Gyre
Piloot
Piloot ne s’est jamais vraiment soucié des contraintes. Que ce soit sur la forme (ce nouvel album sort uniquement sur cassette et en version digitale) ou sur le fond, le trio belge ne cesse de repousser les murs et donne à sa musique suffisamment d’espace pour pleinement s’exprimer.
Avec Gyre, second volet d’un diptyque entamé l’année dernière avec Recuerda Tu Futuro, déjà paru sur le label espagnol Mascarpone Discos, on embarque pour un enchaînement de cinq pistes instrumentales qui ne répondent à aucun canevas stylistique clairement identifiable. D’une base somme toute assez classique (batterie, contrebasse, flûte), Piloot s’aventure rapidement sur des terres inhospitalières où l’électronique s’encastre la tête la première dans une partition acoustique. En ressortent des sons tantôt entraînants, tantôt inquiétants.
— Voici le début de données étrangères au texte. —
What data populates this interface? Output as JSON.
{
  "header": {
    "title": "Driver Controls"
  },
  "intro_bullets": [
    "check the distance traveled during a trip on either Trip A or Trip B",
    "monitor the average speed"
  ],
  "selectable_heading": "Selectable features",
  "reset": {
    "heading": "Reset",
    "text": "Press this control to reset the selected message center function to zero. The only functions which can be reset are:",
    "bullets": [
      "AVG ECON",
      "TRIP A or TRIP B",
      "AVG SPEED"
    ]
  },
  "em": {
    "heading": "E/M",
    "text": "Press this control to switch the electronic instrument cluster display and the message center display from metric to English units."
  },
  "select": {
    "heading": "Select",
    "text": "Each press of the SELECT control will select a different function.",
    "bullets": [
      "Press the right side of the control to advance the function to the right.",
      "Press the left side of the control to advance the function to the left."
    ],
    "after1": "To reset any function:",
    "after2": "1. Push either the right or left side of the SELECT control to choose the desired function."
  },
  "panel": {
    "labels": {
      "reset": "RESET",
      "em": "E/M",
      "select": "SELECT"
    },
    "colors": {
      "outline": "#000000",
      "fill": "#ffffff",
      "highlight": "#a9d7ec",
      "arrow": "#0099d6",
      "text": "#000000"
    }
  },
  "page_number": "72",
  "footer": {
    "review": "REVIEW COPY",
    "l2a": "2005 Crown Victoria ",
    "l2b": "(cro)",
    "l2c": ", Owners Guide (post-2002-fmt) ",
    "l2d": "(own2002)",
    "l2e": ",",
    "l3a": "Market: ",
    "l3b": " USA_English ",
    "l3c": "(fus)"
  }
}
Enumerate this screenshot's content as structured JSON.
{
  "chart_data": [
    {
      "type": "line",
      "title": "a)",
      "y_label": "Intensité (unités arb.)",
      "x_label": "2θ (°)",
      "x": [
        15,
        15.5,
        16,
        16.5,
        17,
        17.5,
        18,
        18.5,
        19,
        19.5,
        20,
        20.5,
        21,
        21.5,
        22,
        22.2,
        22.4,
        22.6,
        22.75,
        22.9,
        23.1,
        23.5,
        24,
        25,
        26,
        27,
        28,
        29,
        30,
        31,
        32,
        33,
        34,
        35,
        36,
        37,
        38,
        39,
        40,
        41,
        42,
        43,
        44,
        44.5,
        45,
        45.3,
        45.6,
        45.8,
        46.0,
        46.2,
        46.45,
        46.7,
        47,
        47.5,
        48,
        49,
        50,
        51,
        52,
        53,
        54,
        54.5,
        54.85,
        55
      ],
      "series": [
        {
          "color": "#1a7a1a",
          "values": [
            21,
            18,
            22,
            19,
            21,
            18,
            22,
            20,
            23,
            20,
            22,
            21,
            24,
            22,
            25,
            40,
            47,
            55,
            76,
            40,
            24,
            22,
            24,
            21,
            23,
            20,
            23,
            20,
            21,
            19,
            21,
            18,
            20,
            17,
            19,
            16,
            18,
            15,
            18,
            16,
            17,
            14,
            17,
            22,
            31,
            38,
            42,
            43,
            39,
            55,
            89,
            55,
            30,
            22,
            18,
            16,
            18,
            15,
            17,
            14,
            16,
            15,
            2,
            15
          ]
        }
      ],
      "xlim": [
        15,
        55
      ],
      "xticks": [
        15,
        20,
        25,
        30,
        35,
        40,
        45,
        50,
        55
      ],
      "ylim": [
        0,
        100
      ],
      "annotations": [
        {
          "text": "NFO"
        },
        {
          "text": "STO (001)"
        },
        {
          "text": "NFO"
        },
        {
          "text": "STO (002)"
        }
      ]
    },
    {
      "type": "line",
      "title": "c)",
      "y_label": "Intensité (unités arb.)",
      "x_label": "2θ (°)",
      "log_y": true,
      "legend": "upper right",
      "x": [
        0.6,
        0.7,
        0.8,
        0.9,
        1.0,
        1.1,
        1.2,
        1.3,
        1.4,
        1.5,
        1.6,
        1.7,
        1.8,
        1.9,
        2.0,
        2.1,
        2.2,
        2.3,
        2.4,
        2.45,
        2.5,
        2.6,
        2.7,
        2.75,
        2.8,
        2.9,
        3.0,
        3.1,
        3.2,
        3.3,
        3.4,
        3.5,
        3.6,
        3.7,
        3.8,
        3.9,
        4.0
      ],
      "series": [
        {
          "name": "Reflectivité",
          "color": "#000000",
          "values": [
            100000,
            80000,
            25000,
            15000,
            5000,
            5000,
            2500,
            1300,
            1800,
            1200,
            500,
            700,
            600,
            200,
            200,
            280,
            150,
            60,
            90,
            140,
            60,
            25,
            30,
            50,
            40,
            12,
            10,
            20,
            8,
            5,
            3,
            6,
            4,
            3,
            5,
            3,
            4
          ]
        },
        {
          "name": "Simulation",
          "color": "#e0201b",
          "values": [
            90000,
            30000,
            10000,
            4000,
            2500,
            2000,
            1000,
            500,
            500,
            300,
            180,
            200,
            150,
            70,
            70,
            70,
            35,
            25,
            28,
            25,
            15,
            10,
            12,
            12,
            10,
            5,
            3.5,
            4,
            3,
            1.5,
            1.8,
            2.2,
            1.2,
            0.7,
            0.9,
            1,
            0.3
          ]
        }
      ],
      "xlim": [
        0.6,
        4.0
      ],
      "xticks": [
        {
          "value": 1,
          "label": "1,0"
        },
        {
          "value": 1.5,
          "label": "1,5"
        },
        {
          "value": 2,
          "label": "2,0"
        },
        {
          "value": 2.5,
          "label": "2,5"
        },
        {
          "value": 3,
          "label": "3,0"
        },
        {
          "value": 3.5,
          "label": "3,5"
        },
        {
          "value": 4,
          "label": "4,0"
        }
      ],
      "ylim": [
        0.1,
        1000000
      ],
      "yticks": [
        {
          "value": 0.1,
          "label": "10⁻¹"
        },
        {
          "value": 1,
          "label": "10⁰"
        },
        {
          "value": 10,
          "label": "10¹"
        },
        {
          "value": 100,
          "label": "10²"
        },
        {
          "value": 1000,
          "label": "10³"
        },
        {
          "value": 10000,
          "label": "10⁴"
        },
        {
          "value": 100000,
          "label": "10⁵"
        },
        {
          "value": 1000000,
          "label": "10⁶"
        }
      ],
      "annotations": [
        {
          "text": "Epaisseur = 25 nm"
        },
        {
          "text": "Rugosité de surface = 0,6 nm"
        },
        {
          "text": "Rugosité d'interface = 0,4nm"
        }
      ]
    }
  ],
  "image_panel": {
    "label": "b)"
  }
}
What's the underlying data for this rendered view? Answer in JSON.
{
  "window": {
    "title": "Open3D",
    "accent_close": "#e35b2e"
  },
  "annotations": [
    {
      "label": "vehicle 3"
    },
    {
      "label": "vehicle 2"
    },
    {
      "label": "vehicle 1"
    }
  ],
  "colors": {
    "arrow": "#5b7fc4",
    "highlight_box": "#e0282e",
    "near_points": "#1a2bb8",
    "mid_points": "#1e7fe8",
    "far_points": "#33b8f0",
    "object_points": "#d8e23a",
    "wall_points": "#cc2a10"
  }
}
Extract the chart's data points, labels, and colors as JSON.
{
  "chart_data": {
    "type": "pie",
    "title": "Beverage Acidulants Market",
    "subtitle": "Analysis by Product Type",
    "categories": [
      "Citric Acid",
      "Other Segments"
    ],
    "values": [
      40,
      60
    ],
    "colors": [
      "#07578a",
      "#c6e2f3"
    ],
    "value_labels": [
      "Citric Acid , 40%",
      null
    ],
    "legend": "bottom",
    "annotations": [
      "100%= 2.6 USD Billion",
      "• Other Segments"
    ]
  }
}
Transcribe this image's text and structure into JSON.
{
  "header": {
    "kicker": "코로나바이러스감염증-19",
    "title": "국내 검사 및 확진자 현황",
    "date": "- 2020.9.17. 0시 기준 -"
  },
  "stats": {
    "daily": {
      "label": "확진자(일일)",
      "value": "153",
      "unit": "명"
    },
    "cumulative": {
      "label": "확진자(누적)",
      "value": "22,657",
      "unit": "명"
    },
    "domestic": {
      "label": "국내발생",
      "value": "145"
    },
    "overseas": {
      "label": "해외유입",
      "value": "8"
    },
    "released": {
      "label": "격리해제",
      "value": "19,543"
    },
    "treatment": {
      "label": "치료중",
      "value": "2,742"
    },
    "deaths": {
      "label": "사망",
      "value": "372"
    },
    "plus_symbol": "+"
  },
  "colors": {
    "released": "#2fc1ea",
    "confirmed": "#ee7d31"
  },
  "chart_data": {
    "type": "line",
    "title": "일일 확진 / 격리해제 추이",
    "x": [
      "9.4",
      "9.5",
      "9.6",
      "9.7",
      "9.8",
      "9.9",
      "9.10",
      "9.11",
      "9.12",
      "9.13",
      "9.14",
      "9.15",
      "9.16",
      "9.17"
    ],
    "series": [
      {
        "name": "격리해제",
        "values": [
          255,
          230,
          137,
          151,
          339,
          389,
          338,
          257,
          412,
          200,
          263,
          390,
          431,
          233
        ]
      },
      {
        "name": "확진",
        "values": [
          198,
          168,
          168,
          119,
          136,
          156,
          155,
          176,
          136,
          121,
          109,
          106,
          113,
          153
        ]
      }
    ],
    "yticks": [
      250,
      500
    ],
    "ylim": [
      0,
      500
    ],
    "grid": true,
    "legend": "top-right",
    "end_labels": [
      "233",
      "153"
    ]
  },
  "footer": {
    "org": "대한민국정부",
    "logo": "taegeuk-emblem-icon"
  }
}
Jamais pourtant l’exercice ne sombre dans la démonstration pédante. En jouant sur la répétition et l’enchevêtrement des textures, l’album parvient à créer une réelle dynamique à situer quelque part entre les expérimentations krautrock allemandes des années 70, un free jazz minimaliste et un drone spatial bien dans l’air du temps. En ce sens, Gyre évoque par moments le fabuleux duo italo-britannique Tomaga, les errances narratives des Français de Saåad ou même le post-rock primitif des Londoniens de Rothko. A priori peu accessible, cet album mutant se laisse néanmoins apprivoiser sans exiger d’effort surhumain. Se révèlent alors toute l’élégance et la subtilité d’une musique qui n’incite à rien d’autre qu’à fermer les yeux et suspendre le temps.